Gaz Choudhry in rehearsal at the National Theatre
Gaz Choudhry in rehearsal at the National Theatre. Photograph: Feruza Afewerki

None of the disabled people in the tower had personal evacuation plans and the government last year rejected a recommendation from the public inquiry into the disaster that these should be mandatory in high-rise blocks. Last week the high court concluded the government had made an “essentially political decision” that the safety imperative was outweighed by practical and cost considerations.

“It’s overwhelming when you see the lack of action,” said Choudhry, who grew up on a council estate in Ealing, a few miles from Grenfell. “We feel like we’ve been cast in this play to help bridge the gap, to pass on the baton from the survivors, to the public … just tell the story, and hopefully activate people to make some specific progress, like the personal evacuation plans.”
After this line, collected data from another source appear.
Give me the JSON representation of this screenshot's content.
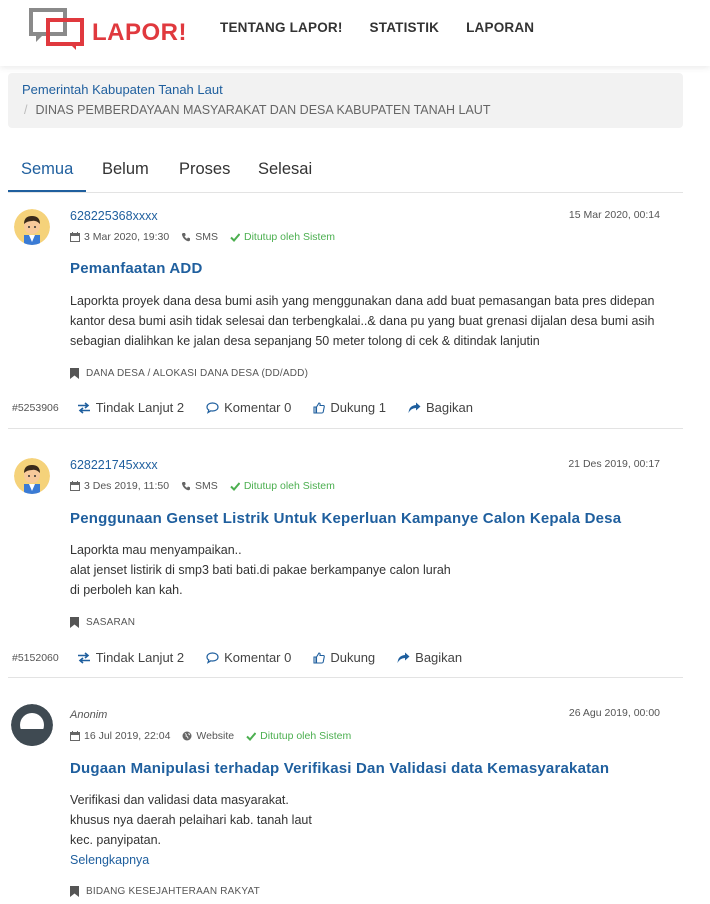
{
  "header": {
    "logo_text": "LAPOR!",
    "nav": [
      "TENTANG LAPOR!",
      "STATISTIK",
      "LAPORAN"
    ]
  },
  "breadcrumb": {
    "parent": "Pemerintah Kabupaten Tanah Laut",
    "current": "DINAS PEMBERDAYAAN MASYARAKAT DAN DESA KABUPATEN TANAH LAUT"
  },
  "tabs": [
    "Semua",
    "Belum",
    "Proses",
    "Selesai"
  ],
  "colors": {
    "accent": "#1f5f9e",
    "brand": "#e0393e",
    "status_closed": "#4caf50"
  },
  "reports": [
    {
      "user": "628225368xxxx",
      "date_submitted": "3 Mar 2020, 19:30",
      "channel": "SMS",
      "status": "Ditutup oleh Sistem",
      "date_updated": "15 Mar 2020, 00:14",
      "title": "Pemanfaatan ADD",
      "body": [
        "Laporkta proyek dana desa bumi asih yang menggunakan dana add buat pemasangan bata pres didepan kantor desa bumi asih tidak selesai dan terbengkalai..& dana pu yang buat grenasi dijalan desa bumi asih sebagian dialihkan ke jalan desa sepanjang 50 meter tolong di cek & ditindak lanjutin"
      ],
      "category": "DANA DESA / ALOKASI DANA DESA (DD/ADD)",
      "id": "#5253906",
      "followup": "Tindak Lanjut 2",
      "comment": "Komentar 0",
      "support": "Dukung 1",
      "share": "Bagikan"
    },
    {
      "user": "628221745xxxx",
      "date_submitted": "3 Des 2019, 11:50",
      "channel": "SMS",
      "status": "Ditutup oleh Sistem",
      "date_updated": "21 Des 2019, 00:17",
      "title": "Penggunaan Genset Listrik Untuk Keperluan Kampanye Calon Kepala Desa",
      "body": [
        "Laporkta mau menyampaikan..",
        "alat jenset listirik di smp3 bati bati.di pakae berkampanye calon lurah",
        "di perboleh kan kah."
      ],
      "category": "SASARAN",
      "id": "#5152060",
      "followup": "Tindak Lanjut 2",
      "comment": "Komentar 0",
      "support": "Dukung",
      "share": "Bagikan"
    },
    {
      "user": "Anonim",
      "date_submitted": "16 Jul 2019, 22:04",
      "channel": "Website",
      "status": "Ditutup oleh Sistem",
      "date_updated": "26 Agu 2019, 00:00",
      "title": "Dugaan Manipulasi terhadap Verifikasi Dan Validasi data Kemasyarakatan",
      "body": [
        "Verifikasi dan validasi data masyarakat.",
        "khusus nya daerah pelaihari kab. tanah laut",
        "kec. panyipatan."
      ],
      "more": "Selengkapnya",
      "category": "BIDANG KESEJAHTERAAN RAKYAT"
    }
  ]
}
“This is the most meaningful thing I’ve ever done in my life in the sense of work – more so than representing Great Britain at the Paralympics maybe,” he said. “This is different. I feel the weight of it.”

Wahabi, who was on the play’s advisory council, said she hoped the production would have a “domino effect” by triggering audience members to “do something, whether through word of mouth or through action”.

The play is one of several cultural responses to the Grenfell disaster, which in recent months have included a video piece by the film director Steve McQueen based on helicopter footage of the burnt-out tower, and a forthcoming BBC drama scripted by Peter Kosminsky, which has been criticised by some members of the community for “stealing our identity”.

Slovo said: “I really don’t think we have stolen experiences. What we have done is use the words of people who experienced this, with their consent, and we have consulted them throughout.”

Daffarn said: “While I respect that there are different views about how Grenfell is portrayed in the public arena, from the bereaved, survivors and community members I have spoken to the view is that while there haven’t been arrests, while the cladding scandal continues and people are still mistreated in social housing, it’s really important that Grenfell is kept in the public consciousness. And one of the most effective ways of doing that is through productions like this at the National Theatre.”